Do you think moving to New Orleans has affected your baking or cooking at all?
"It has me eating way more crawfish and frying way more things. The culture down here is so celebratory and full of very specific old Creole food that you can't have anywhere else in the country, so it's a really special place. And I can definitely make some mean beignets now."
Are there any ingredients you're tired of eating or seeing on menus?
"Not really; I'll eat anything. I have this habit of eating the same thing every day for about a week until I'm out of it. So being tired of eating something doesn't really enter my brain."

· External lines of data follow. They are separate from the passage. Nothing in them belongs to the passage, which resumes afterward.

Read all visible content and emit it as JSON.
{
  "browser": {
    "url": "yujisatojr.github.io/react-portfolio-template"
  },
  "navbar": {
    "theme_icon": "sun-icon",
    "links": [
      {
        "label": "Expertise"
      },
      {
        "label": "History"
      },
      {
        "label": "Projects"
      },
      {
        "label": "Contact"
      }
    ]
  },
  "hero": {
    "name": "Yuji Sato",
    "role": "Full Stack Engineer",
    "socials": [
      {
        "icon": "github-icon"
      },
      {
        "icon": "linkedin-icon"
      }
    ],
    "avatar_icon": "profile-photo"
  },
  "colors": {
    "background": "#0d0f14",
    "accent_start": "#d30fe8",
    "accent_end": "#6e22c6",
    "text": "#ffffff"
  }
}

What's the most exciting thing you've worked on in the last year?
"I'm finishing up my brunch book, which comes out next spring, and it just takes forever and a half to write a cookbook, so I'm really excited to finish that. I wanted to incorporate more savory elements into my next book, and I thought brunch would be the best way to do that. Lunch is kind of boring, and I make myself scrambled eggs for dinner, so I have no business writing about that.
And then Drake on Cake has been so fun, because it's just not very serious."
What's your go-to guilty pleasure snack and TV show?
"Really anything from a package that I don't have to make myself. But hot dogs are my favorite. And not anything fancy, just Hebrew National with yellow mustard and sauerkraut and a squishy store-bought bun, with Ruffles potato chips and, like, eight to 12 Oreo cookies. That's the best meal in the world. And then, I shouldn't tell you this, but I love watching old episodes of Dateline. It's so good (and the husband is always the killer)."
Who do you most admire in the food industry?
"When I was growing up, I watched a lot of Julia Child and Jacques Pépin, and I remember sitting very close to the TV and watching them. I also love Nigella Lawson. She just kills it: She's able to make really beautiful simple food, be a boss and also be sexy and exactly who she is. I just want to be like her."